From 1975 to 2001 he served as an adviser and producer of educational materials for the MRCP (UK) Part 11 Examination Board of the Royal Colleges' of Physicians of London, Edinburgh and Glasgow.

He was also active in the educational affairs of the Institute of Medical Illustrators and the British Institute of British Photography where he was an Examiner for the Higher Examination in Medical Photography and both an examiner and board chairman for Fellowship and Associateship in Film and Television.

He edited four special medical issues of the British Journal of Photography and was editor of the Journal of Audiovisual Media in Medicine for over 10 years from 1981 to 1992. In addition he published 25 scientific papers, was joint author of six textbooks and gave numerous presentations at meetings throughout Great Britain and the United States.

In 1985 he was appointed director of medical illustration at the University of Aberdeen were he ran a highly successful multi-disciplinary department until he retired in 2004.

With the advent of the computer and the digital age, new methods of teaching evolved, and Mr Duguid, along with colleagues at the faculty of medicine in Aberdeen, were at the forefront of developing computer assisted learning (CAL). They established a CAL Unit that employed the latest in educational technology linked with medical illustration resulting in departmental professional and teaching activities that were emulated in Cardiff and Cambridge and other leading centres.

Following on from the Medical Photographic Certificate Course at the Glasgow College of Building and Printing from 1968 to 1991, a BSc course in medical illustration was established at Glasgow Caledonian University in the 1990s and Mr Duguid served as both a member of the degree evaluation panel and internal assessor.

He was an inspiration to junior and senior professional colleagues and students alike and showed great kindness and consideration to his many friends.

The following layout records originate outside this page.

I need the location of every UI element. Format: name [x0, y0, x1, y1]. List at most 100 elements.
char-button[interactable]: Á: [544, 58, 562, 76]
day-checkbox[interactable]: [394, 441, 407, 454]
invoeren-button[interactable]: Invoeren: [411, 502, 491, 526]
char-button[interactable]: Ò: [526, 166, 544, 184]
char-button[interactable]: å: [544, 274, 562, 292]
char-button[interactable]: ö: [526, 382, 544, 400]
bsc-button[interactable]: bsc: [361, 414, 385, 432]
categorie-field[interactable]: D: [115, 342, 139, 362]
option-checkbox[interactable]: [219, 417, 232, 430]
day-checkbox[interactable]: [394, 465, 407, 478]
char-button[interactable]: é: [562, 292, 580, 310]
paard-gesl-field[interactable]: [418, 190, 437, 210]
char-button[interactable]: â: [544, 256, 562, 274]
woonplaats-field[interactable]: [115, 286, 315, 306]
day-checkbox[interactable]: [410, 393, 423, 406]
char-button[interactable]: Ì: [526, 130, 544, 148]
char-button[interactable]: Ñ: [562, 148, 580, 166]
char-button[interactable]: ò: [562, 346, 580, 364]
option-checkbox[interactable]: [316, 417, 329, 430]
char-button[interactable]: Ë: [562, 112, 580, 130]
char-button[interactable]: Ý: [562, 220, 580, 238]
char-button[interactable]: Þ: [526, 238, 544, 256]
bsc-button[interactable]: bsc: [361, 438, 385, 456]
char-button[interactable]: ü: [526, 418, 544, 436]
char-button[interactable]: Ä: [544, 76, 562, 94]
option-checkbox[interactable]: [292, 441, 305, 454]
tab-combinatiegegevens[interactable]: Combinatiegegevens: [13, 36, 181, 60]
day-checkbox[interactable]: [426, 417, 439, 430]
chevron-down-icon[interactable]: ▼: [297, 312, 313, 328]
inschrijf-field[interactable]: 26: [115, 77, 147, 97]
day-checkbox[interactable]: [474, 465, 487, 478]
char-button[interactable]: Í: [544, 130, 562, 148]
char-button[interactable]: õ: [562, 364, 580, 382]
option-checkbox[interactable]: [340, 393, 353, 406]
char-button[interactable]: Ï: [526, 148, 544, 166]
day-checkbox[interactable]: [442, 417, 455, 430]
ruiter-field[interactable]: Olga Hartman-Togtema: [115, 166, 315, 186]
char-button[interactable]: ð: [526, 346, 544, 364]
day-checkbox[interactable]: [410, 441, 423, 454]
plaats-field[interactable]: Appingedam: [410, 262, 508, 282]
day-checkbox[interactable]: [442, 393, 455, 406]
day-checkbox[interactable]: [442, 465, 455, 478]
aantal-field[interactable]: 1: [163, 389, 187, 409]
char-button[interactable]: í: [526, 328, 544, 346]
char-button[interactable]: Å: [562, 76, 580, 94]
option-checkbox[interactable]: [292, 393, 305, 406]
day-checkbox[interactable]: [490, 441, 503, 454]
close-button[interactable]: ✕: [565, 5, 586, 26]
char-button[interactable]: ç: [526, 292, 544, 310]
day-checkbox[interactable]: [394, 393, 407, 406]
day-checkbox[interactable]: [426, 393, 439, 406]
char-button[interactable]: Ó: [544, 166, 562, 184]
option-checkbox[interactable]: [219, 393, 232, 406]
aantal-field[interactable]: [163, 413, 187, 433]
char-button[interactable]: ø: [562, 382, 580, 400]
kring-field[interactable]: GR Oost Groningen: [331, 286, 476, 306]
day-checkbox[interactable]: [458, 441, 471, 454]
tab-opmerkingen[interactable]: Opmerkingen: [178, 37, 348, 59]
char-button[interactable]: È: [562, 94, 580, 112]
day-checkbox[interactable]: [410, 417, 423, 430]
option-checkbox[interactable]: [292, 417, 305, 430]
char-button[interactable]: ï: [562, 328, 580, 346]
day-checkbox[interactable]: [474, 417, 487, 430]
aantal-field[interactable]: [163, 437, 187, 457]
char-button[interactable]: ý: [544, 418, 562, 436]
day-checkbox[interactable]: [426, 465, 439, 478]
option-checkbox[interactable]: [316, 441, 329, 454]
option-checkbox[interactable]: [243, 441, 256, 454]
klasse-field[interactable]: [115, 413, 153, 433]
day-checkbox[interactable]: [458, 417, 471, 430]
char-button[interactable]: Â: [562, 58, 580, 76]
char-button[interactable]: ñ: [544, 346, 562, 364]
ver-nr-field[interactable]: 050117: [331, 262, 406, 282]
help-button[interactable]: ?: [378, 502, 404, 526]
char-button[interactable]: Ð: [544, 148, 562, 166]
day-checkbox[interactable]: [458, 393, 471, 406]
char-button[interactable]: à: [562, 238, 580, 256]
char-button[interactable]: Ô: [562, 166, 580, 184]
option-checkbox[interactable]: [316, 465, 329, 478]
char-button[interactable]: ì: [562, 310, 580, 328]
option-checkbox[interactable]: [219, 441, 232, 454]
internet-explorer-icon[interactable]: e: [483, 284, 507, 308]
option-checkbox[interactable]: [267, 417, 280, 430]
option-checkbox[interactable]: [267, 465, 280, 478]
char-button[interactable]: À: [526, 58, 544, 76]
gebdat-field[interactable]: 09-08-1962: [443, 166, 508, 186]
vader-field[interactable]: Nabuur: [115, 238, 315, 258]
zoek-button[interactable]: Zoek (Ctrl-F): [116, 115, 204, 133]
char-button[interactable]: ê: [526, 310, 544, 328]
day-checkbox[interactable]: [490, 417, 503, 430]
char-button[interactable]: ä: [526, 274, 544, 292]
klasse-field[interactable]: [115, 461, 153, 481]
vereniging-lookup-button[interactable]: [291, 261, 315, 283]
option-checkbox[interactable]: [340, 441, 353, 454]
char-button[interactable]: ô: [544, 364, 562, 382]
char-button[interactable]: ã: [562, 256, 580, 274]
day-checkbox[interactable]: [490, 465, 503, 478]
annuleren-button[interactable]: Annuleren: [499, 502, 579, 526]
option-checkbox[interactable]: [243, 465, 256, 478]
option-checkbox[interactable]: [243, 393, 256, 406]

He was one of life's true gentlemen and will be sadly missed.

During his college days he met a fellow photographic student and the girl who later was to be his wife and a tower of professional and personal strength throughout his life. Away from work he greatly enjoyed painting, gardening and stain glass window design and construction with his results beautifully shown in his garden shed in Bearsden. He also delighted in the accomplishments of his children and in particular his two grandchildren.

He died peacefully at home in Bearsden, Glasgow following a long illness and is survived by his wife Ann, children Sally, Rebecca and Angus and grandchildren Jennie and Anna.